Mangga Probolinggo, misalnya. Memang banyak mangga dari daerah lain yang enak, namun mangga asal probolinggo sudah diakui kenikmatannya. Manis, berair, dan dagingnya tebal. Warga Probolinggo bangga akan mangga mereka dan telah mengeskpor berton-ton mangga ke negara tetangga. Bahkan, dulu tiap warga diminta untuk menanam pohon ini di halamannya. Saat ini, kebijakan ini akan diberlakukan lagi. Saat ini jenis produk mereka dari hasil olahan manggga belum banyak. Namun, saya yakin ke depan mereka tidak hanya mengeskpor buah mangga, namun juga sirup, keripik, dodol, permen, dan aneka kue dari mangga. Siapa tahu nanti juga dijual gantungan kunci dan kaus bergambarkan buah mangga.

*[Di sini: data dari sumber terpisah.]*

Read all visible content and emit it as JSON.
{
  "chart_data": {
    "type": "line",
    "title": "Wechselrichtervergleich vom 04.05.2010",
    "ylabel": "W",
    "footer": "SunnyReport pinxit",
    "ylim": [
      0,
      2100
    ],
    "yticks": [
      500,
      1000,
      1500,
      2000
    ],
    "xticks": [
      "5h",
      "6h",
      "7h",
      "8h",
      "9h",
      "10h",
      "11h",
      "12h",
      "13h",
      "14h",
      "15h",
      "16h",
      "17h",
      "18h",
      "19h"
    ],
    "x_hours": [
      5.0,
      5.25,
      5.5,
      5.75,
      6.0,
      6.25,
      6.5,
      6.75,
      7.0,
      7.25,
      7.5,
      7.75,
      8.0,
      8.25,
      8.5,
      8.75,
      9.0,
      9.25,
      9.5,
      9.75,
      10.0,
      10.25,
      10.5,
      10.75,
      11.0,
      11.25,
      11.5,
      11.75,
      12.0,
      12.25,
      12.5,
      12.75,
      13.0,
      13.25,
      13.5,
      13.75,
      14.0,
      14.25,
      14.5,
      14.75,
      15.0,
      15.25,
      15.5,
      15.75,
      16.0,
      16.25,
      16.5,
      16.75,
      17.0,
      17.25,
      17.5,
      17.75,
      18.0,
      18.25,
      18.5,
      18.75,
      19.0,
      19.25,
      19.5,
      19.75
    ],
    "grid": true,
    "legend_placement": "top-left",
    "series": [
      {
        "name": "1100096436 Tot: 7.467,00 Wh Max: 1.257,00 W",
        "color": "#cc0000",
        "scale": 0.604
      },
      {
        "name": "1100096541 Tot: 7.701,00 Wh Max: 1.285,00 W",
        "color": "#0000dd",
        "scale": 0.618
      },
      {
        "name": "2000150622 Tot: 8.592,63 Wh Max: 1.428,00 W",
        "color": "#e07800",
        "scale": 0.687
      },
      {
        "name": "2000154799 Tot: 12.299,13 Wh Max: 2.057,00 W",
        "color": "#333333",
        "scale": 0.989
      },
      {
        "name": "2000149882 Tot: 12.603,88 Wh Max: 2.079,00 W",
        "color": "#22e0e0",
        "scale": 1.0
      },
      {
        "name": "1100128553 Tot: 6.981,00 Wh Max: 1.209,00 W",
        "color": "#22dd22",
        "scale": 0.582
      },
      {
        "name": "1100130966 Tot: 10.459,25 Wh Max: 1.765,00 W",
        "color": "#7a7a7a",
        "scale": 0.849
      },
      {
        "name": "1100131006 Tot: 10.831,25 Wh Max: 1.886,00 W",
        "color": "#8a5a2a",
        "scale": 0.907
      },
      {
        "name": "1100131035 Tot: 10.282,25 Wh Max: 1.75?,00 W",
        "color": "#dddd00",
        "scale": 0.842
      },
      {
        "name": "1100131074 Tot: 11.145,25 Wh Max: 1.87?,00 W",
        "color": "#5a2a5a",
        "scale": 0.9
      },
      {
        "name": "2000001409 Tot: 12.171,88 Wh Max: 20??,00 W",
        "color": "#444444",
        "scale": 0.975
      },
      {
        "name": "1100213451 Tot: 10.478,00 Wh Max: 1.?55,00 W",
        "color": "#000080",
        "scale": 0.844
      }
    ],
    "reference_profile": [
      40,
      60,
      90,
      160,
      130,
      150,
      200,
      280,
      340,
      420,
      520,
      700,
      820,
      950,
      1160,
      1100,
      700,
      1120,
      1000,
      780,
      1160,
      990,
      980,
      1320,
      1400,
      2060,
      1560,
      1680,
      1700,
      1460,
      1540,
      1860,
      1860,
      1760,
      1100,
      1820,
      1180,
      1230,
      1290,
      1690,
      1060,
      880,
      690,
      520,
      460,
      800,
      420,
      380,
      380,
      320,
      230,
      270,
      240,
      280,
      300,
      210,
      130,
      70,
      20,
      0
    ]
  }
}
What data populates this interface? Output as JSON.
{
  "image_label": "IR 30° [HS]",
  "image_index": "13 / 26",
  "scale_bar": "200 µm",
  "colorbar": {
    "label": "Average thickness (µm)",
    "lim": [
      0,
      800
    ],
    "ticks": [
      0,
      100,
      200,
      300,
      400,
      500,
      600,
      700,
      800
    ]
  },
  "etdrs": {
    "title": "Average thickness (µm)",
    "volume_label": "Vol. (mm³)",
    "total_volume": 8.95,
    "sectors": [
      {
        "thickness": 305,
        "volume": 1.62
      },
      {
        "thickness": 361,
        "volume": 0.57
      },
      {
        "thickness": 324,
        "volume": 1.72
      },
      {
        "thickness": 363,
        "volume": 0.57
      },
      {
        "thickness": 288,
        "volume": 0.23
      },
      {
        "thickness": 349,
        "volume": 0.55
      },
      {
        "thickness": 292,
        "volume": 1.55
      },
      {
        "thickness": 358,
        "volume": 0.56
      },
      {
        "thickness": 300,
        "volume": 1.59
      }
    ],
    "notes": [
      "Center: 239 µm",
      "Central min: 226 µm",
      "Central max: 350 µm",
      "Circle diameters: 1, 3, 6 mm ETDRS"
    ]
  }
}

Menumbuhkan kecintaan terhadap produk lokal memang tidak bisa secara instan. Bisa diawali dari pejabat daerah kemudian ditumbuhkan di lingkungan sekolah, keluarga, instansi dan institusi, serta lingkungan tempat tinggal. Program ini melibatkan seluruh komponen masyarakat dan hasilnya juga bakal dirasakan oleh mereka.
Semoga nantinya produk domestik dapat menjadi raja di negeri sendiri.